Among cities within 25 miles, Alto Pass leans more Republican than 27 of 74 neighbors.

Alto Pass runs about 61 points more Republican than Illinois as a whole. Illinois leans Democratic overall, while Alto Pass is one of the few Republican-leaning pockets.

Why Alto Pass leans the way it does

This analysis examined 14,881 data points per city to find what predicts political lean and turnout. The items below are a few correlations that stood out for Alto Pass, not a ranked or complete list of what matters most.

Car-dependent areas vote Republican. About 89% of residents in Alto Pass drive to work alone, about 15 points above the U.S. average of 74%. Alto Pass runs against the grain of Illinois, a Republican-leaning pocket in a Democratic-leaning state.

Paved land cover and Republican lean

Places with little paved surface tend to lean Republican; Alto Pass, IL sits below the national average on this measure. Paved ground does not change how people vote; it mostly reflects how urban and built-up a place is.

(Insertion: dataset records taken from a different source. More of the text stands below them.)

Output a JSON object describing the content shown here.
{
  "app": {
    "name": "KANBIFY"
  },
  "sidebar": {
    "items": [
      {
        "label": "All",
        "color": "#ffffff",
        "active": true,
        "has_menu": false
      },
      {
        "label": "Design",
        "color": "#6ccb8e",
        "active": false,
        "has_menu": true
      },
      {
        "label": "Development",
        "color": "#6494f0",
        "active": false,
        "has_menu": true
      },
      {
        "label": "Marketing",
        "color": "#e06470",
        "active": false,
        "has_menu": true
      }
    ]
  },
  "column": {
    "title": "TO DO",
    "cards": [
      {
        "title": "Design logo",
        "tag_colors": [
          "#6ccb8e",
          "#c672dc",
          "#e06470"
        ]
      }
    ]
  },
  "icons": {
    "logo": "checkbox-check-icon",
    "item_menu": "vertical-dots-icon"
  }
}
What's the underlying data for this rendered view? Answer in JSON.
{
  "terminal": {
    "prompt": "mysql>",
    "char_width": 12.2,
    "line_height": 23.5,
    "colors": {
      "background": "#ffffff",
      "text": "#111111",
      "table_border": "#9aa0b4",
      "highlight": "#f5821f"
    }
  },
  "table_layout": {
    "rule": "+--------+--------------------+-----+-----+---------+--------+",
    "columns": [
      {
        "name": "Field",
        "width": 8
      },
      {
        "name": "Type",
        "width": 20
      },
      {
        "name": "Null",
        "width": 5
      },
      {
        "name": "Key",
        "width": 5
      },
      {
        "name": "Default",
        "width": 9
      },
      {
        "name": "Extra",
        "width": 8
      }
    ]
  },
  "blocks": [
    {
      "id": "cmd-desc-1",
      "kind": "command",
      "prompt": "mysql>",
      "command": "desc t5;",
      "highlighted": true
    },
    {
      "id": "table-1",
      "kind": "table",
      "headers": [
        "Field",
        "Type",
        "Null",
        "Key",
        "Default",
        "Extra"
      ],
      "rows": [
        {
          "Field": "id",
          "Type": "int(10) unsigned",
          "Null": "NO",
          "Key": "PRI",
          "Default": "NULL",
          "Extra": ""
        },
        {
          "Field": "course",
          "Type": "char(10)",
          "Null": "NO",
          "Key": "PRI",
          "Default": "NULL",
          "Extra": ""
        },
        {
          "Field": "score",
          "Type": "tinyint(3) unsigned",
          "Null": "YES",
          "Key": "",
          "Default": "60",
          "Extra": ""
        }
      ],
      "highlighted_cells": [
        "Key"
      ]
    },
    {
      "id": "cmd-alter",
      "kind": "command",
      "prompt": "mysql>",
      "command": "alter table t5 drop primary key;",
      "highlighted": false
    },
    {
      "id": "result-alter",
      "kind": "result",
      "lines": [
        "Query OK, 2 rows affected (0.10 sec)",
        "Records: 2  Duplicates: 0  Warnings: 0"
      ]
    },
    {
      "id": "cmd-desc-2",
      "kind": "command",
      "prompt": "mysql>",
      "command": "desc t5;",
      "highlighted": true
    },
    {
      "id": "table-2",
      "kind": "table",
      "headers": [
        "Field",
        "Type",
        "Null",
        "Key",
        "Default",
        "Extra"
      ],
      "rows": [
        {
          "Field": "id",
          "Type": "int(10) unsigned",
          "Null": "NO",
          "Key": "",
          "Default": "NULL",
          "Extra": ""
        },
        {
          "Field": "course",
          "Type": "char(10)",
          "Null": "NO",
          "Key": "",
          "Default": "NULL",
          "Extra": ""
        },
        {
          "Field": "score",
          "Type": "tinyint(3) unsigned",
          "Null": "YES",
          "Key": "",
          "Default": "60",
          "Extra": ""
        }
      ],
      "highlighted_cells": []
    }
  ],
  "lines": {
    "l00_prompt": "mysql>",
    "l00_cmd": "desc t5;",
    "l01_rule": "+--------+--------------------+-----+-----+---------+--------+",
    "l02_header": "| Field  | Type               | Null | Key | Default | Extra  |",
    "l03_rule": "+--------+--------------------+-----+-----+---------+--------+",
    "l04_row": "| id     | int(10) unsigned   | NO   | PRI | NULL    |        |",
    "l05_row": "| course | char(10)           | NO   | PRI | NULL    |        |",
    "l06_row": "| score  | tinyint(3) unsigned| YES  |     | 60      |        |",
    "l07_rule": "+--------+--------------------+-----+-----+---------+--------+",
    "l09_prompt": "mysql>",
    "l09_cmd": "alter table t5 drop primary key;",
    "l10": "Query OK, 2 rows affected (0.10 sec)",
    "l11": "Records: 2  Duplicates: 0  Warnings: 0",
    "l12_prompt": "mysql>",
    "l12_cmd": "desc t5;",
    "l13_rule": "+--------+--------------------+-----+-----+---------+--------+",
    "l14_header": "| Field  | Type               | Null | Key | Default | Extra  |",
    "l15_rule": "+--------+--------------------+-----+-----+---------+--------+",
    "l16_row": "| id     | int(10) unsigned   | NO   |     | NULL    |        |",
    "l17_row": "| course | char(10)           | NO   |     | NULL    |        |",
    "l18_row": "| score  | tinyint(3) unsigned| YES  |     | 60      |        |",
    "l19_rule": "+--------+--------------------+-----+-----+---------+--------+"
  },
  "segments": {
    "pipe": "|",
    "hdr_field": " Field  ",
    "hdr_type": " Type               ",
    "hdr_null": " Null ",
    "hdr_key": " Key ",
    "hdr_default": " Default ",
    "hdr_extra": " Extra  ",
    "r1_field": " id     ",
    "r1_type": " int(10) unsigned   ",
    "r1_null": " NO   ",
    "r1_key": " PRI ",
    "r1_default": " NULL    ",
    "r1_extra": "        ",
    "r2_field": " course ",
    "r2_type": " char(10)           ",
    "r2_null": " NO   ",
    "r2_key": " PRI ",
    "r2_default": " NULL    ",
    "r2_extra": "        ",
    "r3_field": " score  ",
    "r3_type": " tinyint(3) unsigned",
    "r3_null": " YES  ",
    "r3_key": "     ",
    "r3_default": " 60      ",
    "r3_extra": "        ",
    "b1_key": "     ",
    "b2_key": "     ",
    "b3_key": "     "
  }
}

Why turnout in Alto Pass looks the way it does

Homeowners vote more often than renters. About 90% of households in Alto Pass own their home, about 11 points above the Illinois average of 80%. Learn more about the findings and methodology on the political spectrum map.

Sources and methodology

Precinct-level voting records used to fit the model come from Illinois State Board of Elections, distributed by the Voting and Election Science Team. Demographic inputs come from the U.S. Census Bureau (ACS 5-year estimates and the 2020 Decennial Census). Health and environmental inputs come from the CDC (PLACES and the Environmental Justice Index). Land cover comes from the USGS and EPA. Election-day and lead-up weather come from PRISM 4km daily grids and the NOAA Global Historical Climatology Network. Mail-voting and election-administration patterns come from the MIT Election Lab's Survey of the Performance of American Elections. Block-group crime detail comes from CrimeGrade. Internet data and modeling support provided by ISPreports.org.

Modeling and analysis by the BestNeighborhood data science team. Full methodology and findings: political spectrum map.

Methodology reviewed by the BestNeighborhood data team. Last updated May 2026.